Unfortunately, I have no hope that fairness and justice would be observed by the judicial system. Therefore, I will not go into the unfair sentences against me, but I am asking Your Excellency to at least take steps to allow me to have access to medical treatment and specialist physicians who have been taking care of me for years, as well as access to medications.
I have no intention of exaggerating my illnesses and I don’t endorse such tactics by anyone including myself. But I believe this is unfair to those who are sicker than I am. Let me remind you that when Dr. [Alireza] Rajaee’s eye and [part of] his face were removed, I read [Deputy Judiciary Chief Gholam-Hossein Mohseni] Ejei’s interview in the newspaper in which he denied any responsibility on behalf of the judiciary.
Also, when I heard the news about Dr. Kavous Seyed-Emami’s death, again I read Mr. Ejei’s interview denying the judiciary’s responsibility.
1- As I mentioned earlier, my doctor has said that the inlet patch in my esophagus is not problematic at the present time but it could become a cause for concern and those suffering from it need attention away from stressful environments. Since being diagnosed, I have not been given permission to see my physician.
2- The use of [anti]blood-clotting pills along with coagulation pills have been described as worrisome by the specialist doctors and there are many documented reports about this in my file that have been confirmed even by the prison’s medical doctor. If untreated, they could be life threatening and this is why I am obliged to write this open letter. Obviously, the judiciary will be responsible for any danger to my life.
CC: Minister of Justice, Minister of Health, Parliamentary Committee for Health Affairs
November 28, 2018
Iran’s Code of Criminal Procedures, Article 520: Prisoners can be granted furlough for a maximum of three days per month on condition of compliance with prison rules and regulations and participation in reform activities and earning points, subsequent to leaving an appropriate security deposit. In cases of serious illness or the death of close relatives or a child’s wedding, prisoners can be granted furlough for five days with the prosecutor’s approval…
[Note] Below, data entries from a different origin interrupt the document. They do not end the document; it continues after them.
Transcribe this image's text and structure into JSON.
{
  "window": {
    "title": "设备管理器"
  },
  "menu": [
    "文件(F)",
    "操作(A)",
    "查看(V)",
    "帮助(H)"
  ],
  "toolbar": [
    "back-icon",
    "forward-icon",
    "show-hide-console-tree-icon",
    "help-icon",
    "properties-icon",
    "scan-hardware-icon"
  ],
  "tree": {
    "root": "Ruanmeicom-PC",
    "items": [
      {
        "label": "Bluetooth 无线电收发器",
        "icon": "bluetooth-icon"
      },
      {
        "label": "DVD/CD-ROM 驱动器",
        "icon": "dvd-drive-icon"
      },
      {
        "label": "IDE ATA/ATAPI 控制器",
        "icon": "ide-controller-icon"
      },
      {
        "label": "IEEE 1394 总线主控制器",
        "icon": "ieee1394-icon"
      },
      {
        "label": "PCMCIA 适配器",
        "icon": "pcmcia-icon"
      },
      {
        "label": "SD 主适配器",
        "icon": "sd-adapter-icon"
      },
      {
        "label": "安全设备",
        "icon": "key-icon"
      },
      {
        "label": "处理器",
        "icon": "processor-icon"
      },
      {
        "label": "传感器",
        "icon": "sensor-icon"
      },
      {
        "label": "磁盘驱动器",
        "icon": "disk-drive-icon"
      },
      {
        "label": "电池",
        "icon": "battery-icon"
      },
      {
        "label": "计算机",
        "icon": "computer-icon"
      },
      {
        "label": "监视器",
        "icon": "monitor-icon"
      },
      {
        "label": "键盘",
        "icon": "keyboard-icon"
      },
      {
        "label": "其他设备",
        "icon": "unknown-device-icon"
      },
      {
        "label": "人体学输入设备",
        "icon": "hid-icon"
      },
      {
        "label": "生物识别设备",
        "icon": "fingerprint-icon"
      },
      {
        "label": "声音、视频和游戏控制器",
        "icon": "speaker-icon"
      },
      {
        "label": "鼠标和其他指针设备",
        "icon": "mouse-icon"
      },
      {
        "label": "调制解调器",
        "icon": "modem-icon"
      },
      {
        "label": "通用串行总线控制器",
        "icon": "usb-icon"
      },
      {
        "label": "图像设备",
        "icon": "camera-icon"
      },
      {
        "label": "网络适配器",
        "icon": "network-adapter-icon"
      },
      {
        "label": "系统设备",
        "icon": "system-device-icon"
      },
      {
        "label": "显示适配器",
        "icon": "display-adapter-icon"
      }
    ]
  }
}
Article 522: If a convicted person requires treatment outside the prison, the presiding judge can set a period necessary for treatment based on the Medical Examiner’s opinion and payment of a security deposit, while delaying the implementation of the sentence. If the convicted person does not provide a security deposit, hospital treatment will take place under guard and the period of treatment will be considered part of the prison term. Note: The dispatch of persons who are already in prison for treatment will be covered by these same provisions.
Mohammadi, who was awarded the Per Anger Prize for her peaceful defense of human rights in Iran in 2011 and the American Physical Society’s Andrei Sakharov Prize in April 2018, was first arrested in 2009 and sentenced to 11 years in prison for the charges of “assembly and collusion against national security,” “membership in the Defenders of Human Rights Center,” and “propaganda against the state.”
Upon appeal, her sentence was reduced to six years behind bars and she was released from Zanjan Prison in 2013 on medical grounds.
She was arrested again on May 5, 2015, two weeks after meeting with Catherine Ashton, the European Union’s foreign policy chief at the time, at the Austrian Embassy in Tehran.
In September 2016, Branch 26 of the Tehran Appeals Court upheld a 16-year prison sentence against Mohammadi for the charges of, “membership in the [now banned] Defenders of Human Rights Center,” “assembly and collusion against national security,” and one year for “propaganda against the state.”
She will be eligible for release after serving 10 years.